Coffee lovers can take heart. A study comprising upwards of 25,000 coffee drinkers in South Korea found that three to five cups a day may decrease “the prevalence of coronary artery calcium (CAC) in . . . young and middle-aged asymptomatic men and women. CAC is a great predictor of future heart disease and hasn’t been studied much in the past.”
The same number of cups (average of four a day) could moderately reduce one’s risk for melanoma, malignant skin cancer. The silver lining in the findings–decaffeinated coffee didn’t afford any protection. Caffeine is the sought-after ingredient in our suspected health food.
The above study supports a “previous finding of a link between coffee and a reduced risk for basal cell carcinoma, the most common type of skin cancer.”
The above study confirms a “previous finding of a link between coffee and a reduced risk for basal cell carcinoma, the most common type of skin cancer.” Further, another study found coffee intake of four to six cups daily and consuming that amount for a five to 10 year period lessened the risk of acquiring MS. So did drinking a lot of coffee over five to 10 years. Ongoing research will study coffee’s impact on long-term disability from MS.
Parkinson’s and Alzheimer’s, investigators see coffee as neuroprotective, i.e., suppress the production of inflammatory markers in the brain. Researchers study other compounds in coffee that may be beneficial.
Also, remember a “cup” is 5 to 8 ounces of black, and, maybe, with a bit of cream or sugar.
Researchers have been studying the health effects of coffee for decades:
- 1976: The Nurses’ Health Study has followed the coffee consumption habits of healthy men and women.
- 1986: The Harvard Health Professionals Follow-Up Study on the Nurses’ Health Study.
“We did not find any relationship between coffee consumption and increased risk of death from any cause, death from cancer, or death from cardiovascular disease. Even people who drank up to six cups of coffee per day were at no higher risk of death.” ( Dr.
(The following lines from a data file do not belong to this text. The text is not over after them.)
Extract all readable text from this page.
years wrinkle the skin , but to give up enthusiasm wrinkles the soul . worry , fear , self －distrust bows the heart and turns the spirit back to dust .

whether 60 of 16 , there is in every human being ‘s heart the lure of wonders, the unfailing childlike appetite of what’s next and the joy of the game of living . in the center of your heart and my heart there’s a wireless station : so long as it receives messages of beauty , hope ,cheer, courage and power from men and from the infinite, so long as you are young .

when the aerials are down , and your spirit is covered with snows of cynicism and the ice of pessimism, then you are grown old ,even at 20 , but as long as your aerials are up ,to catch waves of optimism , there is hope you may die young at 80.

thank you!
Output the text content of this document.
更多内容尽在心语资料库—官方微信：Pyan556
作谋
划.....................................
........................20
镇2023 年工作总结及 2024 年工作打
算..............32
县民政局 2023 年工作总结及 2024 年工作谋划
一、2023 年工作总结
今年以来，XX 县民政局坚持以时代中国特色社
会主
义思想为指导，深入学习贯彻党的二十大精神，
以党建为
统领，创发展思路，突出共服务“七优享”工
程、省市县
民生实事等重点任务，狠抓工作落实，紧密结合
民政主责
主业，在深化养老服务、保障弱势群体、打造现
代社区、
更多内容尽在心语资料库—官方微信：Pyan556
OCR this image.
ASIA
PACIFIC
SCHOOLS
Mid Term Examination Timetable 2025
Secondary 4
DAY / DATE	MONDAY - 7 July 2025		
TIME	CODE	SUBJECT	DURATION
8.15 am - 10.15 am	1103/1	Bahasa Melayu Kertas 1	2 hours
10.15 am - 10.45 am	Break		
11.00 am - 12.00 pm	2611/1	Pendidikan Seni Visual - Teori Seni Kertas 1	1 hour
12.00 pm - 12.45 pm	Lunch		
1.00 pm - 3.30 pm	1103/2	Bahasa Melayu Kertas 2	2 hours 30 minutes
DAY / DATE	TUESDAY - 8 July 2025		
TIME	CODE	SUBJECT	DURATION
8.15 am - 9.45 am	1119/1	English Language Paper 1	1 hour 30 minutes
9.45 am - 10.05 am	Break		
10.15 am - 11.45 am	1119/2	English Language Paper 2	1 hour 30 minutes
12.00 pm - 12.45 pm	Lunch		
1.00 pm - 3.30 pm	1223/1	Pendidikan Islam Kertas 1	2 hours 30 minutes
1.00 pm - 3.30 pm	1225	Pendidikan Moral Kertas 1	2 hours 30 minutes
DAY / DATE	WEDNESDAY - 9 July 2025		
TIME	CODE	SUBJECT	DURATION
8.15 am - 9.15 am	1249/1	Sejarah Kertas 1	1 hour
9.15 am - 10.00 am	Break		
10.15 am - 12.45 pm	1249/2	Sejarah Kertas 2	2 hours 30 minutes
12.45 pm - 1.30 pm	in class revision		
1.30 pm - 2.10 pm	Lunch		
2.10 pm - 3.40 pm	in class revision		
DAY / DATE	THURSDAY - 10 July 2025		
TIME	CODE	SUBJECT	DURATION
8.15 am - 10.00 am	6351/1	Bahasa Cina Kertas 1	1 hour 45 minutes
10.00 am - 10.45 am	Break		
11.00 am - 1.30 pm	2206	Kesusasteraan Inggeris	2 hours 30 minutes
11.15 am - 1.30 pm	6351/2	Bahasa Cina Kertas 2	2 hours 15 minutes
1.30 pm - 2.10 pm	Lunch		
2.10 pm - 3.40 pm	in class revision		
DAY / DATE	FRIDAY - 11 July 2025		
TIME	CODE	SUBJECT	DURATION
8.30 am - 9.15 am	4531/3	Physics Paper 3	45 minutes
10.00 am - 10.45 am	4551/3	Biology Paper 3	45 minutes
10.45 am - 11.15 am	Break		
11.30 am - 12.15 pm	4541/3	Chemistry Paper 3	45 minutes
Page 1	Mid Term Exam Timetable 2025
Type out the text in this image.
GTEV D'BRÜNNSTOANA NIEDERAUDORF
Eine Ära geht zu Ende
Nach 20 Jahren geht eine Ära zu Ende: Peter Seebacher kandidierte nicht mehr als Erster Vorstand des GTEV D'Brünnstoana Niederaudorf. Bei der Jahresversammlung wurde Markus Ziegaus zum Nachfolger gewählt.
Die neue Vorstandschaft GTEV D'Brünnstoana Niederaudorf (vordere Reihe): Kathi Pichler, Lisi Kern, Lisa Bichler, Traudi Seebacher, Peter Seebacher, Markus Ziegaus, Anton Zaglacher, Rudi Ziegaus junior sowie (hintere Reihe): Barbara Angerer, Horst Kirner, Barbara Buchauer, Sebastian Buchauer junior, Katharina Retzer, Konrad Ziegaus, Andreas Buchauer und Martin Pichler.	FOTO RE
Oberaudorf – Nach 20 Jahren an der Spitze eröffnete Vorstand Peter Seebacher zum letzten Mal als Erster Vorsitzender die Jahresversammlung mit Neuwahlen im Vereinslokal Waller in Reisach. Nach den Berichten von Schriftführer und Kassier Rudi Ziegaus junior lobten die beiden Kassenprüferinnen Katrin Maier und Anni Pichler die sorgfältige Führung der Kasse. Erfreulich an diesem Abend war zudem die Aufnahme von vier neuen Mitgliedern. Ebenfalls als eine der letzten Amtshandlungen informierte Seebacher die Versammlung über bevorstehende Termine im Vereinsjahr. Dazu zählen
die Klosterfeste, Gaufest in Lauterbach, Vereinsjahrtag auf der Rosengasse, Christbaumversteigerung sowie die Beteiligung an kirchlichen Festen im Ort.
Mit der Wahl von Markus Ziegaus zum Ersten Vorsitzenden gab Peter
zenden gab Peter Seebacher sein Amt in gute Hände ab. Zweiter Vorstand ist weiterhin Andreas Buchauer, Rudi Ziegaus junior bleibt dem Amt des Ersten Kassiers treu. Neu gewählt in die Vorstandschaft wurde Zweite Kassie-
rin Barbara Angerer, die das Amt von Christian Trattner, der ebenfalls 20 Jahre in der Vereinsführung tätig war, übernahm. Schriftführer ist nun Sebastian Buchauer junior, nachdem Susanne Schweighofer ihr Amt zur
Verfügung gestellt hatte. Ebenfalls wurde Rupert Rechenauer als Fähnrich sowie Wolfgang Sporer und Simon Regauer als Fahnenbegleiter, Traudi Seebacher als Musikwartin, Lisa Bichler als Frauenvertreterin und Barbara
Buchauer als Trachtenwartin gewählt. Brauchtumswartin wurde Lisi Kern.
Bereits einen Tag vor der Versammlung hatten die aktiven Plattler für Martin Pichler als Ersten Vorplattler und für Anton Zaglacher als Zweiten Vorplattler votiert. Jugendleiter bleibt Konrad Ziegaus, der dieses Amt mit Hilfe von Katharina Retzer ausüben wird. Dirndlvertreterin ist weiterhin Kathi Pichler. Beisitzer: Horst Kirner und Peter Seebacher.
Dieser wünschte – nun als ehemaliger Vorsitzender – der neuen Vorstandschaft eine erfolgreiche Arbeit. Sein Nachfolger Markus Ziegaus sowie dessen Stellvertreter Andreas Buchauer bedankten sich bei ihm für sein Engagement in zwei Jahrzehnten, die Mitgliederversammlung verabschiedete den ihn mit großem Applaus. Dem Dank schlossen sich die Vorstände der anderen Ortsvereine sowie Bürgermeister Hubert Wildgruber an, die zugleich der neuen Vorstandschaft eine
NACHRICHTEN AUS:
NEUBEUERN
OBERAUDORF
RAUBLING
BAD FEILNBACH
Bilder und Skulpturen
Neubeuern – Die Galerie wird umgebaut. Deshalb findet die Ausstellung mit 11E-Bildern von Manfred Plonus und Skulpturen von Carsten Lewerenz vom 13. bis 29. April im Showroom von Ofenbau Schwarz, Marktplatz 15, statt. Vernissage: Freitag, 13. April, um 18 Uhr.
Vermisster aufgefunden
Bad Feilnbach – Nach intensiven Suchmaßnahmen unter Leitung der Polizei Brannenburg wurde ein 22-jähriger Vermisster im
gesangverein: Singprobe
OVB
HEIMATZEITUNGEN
Rob van Dam, Harvard School of Health.)
Live long and drink coffee. Primarily, don’t engage in unhealthy practices, that in the past, went hand-in-hand with coffee drinking–i.e., smoking and eschewing physical activity. Today, we don’t necessarily interlace coffee and those behaviors. Besides, researchers recognize this and screen their results for those unhealthy habits.
Drink up! Coffee shops are also neighborhood and social hotspots, and both fun and functional.